In a competition with sky/starlark, I feel skylark would win here. “Safe subset of python” is what a lot of people presented with this problem want, and skylark gives them almost exactly that.
OTOH, curious to see what advantages Pkl gains from not having the constraints of maintaining familiarity with another language.
Starlark seems to be overwhelmingly bound to Bazel at the moment—searching for it, I had to follow a link from Bazel to the GitHub repo and then from there I got to the implementations and found this:
> The implementations below are not fully compliant to the specification yet. We aim to remove the differences and provide a common test suite.
This does not inspire confidence that I could use this in a project any time soon.
Meanwhile, from what I can tell Pkl has a single Truffle implementation that currently supports 4 languages, it has a syntax that is more familiar to me as a non-Python dev, it has static typing, and it has a dedicated plugin in most IDEs (whereas Starlark just says to install the Bazel plugin). Maybe Starlark is more appealing to people writing Python or already using Bazel, but for the rest of us there's no contest right now.

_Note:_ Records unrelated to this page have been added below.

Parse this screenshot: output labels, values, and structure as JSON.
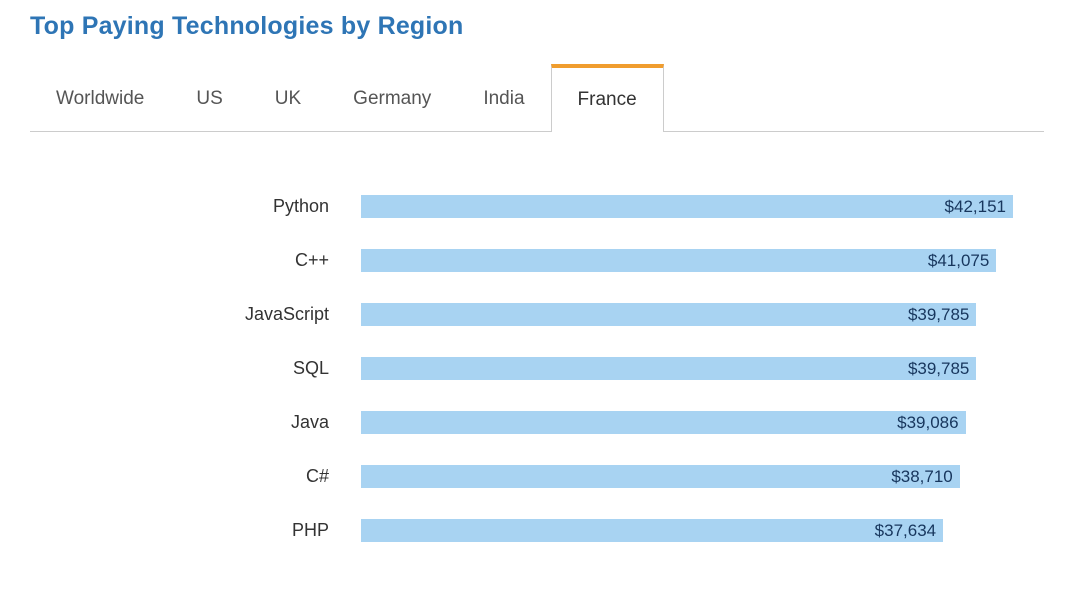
{
  "page": {
    "title": "Top Paying Technologies by Region"
  },
  "tabs": [
    {
      "label": "Worldwide",
      "active": false
    },
    {
      "label": "US",
      "active": false
    },
    {
      "label": "UK",
      "active": false
    },
    {
      "label": "Germany",
      "active": false
    },
    {
      "label": "India",
      "active": false
    },
    {
      "label": "France",
      "active": true
    }
  ],
  "chart_data": {
    "type": "bar",
    "orientation": "horizontal",
    "title": "Top Paying Technologies by Region",
    "subtitle_tab": "France",
    "categories": [
      "Python",
      "C++",
      "JavaScript",
      "SQL",
      "Java",
      "C#",
      "PHP"
    ],
    "values": [
      42151,
      41075,
      39785,
      39785,
      39086,
      38710,
      37634
    ],
    "value_labels": [
      "$42,151",
      "$41,075",
      "$39,785",
      "$39,785",
      "$39,086",
      "$38,710",
      "$37,634"
    ],
    "xlabel": "",
    "ylabel": "",
    "xlim": [
      0,
      42151
    ],
    "grid": false,
    "legend": "none",
    "bar_color": "#a8d3f2",
    "value_text_color": "#17365d"
  },
  "colors": {
    "title": "#2e75b5",
    "tab_active_accent": "#f09d2e",
    "tab_border": "#cccccc",
    "bar": "#a8d3f2",
    "value_text": "#17365d"
  }
}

Never used Bazel in my life, so while I can appreciate your passion, I guess I don't share your perspective. Generally the pattern I've seen has been providing a skylark interface to allow folks to define rules or configurations, which are then consumed through by whatever service via starlark-rust or similar implementations.
Step two of installing Copybara is to install Bazel [0], so that doesn't exactly contradict my claim that if you're not already using Bazel you probably won't use Starlark.
> Copybara doesn't have a release process yet, so you need to compile from HEAD.
Looks like there's an Arch Linux build maintained by... somebody, but if you're not on Arch then you're going to be building Copybara with Bazel. That this works for them suggests to me that their community has a significant amount of overlap with the Bazel community, so it's not good evidence of Starlark being used outside of the Bazel world.
Lots of projects developed at Google use Starlark. Copybara is one of them. That's where the connection comes from.
Many other companies are also adopting Starlark for their own needs. For example, Meta has invested a lot in Starlark and published their implementation (https://developers.facebook.com/blog/post/2021/04/08/rust-st...), although they don't use Bazel at all.
Starlark was first created for Bazel. The organic user growth comes from people who have seen and used the language, so often Bazel users. But it doesn't have to be.
Agree - one of the things we've found using Starlark at Kurtosis is even the small jump from Python to Starlark makes people think, "What's this Starlark? I don't want to learn a new language", and we have to show them how not-a-new-language it is. I can't imagine bringing a truly new language like Pkl to folks and having them enjoy it.
I thought the same thing with the Godot game engine's GDScript. Aside from a few class-level implementation details (IIRC, it's been a while) it's essentially Python, syntactically. "Ugh... If I'm going to learn a new scripting language it's not going to be application-specific... Oh NM."
My employer uses a combination of Protocol Buffers (for the config schema definition) and Bazel/Starlark (for concrete instantiations). Configs are validated at build time and runtime using CEL (https://github.com/google/cel-spec).
OTOH, curious to see what advantages Pkl gains from not having the constraints of maintaining familiarity with another language.